B. DES SERVICES INSUFFISAMMENT RECONNUS PAR L'ÉCONOMIE

Un constat s'impose : l'étude des externalités positives fournies par les écosystèmes reste un domaine qui n'a pas été complètement exploré par la recherche économique.

C'est lié au fait que les services rendus par les écosystèmes étaient abondants et disponibles. Il s'agissait de facteurs de production indispensables - mais indirects et gratuits - qui n'étaient pas pris en compte dans le calcul économique .

Or, l'affaiblissement progressif des écosystèmes entraîne l'érosion de la disponibilité des services qu'ils rendent, et la montée des conflits d'appropriation consécutifs à cette raréfaction 57 ( * ) .

Il est donc nécessaire de réinsérer les services écologiques dans le calcul économique et de tirer les conséquences de cette réinsertion en modifiant les politiques publiques qui les concernent directement.

1. La réinsertion des services écologiques dans le calcul économique

a) Des économies externes très importantes

Quelle est la mesure financière des services que les écosystèmes fournissent presque gratuitement à l'économie mondiale ?

Le principal chiffrage a été effectué par l'économiste Costanza 58 ( * ) qui a calibré l'ensemble des biens et des services fournis par la biodiversité à 33 000 milliards en 1995 et non comptabilisés (donnée à comparer avec le PIB mondial actuel qui est de l'ordre de 35 000 milliards de dollars)
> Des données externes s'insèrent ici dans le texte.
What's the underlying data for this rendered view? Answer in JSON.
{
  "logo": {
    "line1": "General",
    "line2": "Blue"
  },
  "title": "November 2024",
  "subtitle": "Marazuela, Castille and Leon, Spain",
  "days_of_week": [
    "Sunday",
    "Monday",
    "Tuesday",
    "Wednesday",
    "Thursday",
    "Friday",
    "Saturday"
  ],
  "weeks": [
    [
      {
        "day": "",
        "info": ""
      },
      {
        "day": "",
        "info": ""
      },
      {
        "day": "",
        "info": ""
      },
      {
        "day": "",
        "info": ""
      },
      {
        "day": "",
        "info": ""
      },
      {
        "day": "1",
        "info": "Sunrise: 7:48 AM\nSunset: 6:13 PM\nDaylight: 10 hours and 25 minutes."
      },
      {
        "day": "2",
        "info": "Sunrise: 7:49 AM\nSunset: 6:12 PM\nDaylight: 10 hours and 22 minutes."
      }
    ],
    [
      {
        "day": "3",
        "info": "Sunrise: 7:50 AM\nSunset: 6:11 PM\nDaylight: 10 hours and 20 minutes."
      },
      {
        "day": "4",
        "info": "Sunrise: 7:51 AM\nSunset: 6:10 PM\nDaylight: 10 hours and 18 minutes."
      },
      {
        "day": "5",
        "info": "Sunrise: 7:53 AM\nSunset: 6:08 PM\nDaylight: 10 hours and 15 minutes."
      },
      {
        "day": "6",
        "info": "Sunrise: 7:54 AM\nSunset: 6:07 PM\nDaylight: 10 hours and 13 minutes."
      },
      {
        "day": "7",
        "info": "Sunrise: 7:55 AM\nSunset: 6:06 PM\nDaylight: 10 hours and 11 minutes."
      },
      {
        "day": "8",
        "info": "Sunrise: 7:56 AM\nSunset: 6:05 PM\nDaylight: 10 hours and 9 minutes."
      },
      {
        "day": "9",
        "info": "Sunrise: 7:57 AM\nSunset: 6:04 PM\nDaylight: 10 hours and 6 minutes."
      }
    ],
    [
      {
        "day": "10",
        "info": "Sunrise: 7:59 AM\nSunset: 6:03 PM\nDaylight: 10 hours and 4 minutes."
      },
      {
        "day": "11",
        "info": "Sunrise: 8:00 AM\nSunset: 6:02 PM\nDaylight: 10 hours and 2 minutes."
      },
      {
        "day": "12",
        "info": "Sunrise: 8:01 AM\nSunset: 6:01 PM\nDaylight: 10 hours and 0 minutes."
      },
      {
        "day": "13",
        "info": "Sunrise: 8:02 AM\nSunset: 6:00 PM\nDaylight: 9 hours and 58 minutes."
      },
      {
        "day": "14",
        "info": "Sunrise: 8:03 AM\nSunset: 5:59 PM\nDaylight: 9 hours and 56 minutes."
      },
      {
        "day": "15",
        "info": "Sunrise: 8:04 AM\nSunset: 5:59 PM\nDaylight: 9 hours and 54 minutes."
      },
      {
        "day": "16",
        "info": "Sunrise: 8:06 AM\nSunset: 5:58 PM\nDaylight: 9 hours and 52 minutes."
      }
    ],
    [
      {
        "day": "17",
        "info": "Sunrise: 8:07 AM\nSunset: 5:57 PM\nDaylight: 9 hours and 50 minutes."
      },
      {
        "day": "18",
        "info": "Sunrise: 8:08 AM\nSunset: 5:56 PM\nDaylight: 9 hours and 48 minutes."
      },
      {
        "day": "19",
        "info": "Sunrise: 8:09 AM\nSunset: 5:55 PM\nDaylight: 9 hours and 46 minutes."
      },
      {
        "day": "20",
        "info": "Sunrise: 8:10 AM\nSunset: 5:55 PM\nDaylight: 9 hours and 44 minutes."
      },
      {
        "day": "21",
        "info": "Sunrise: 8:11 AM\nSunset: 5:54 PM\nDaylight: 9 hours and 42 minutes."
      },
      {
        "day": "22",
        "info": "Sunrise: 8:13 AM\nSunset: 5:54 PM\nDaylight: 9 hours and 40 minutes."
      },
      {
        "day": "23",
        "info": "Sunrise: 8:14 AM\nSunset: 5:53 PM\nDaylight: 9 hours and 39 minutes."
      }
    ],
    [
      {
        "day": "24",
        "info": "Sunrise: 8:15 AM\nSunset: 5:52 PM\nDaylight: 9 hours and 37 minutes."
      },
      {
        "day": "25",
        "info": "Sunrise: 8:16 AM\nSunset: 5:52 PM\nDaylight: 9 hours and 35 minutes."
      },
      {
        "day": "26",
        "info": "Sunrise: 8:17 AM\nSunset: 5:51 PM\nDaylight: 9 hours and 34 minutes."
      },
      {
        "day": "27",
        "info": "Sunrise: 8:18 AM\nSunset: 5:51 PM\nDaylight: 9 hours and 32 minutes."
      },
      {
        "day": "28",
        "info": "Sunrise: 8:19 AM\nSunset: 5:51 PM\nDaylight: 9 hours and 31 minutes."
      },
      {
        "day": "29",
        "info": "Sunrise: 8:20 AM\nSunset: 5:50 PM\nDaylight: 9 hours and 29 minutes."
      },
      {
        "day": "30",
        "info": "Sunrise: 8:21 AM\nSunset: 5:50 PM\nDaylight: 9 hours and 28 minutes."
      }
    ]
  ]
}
Cette évaluation est assez rudimentaire mais elle met en perspective l'importance des services rendus par les écosystèmes, puisque ce n'est qu'au terme de deux siècles de développement industriel accéléré que l'humanité arrive à produire une valeur de PIB de même ordre.

En d'autres termes, les services rendus par les écosystèmes nous fournissent gratuitement l'équivalent d'un produit intérieur brut mondial .

Cette mise en parallèle constitue un avertissement salutaire et une incitation économique à user plus durablement de ces ressources.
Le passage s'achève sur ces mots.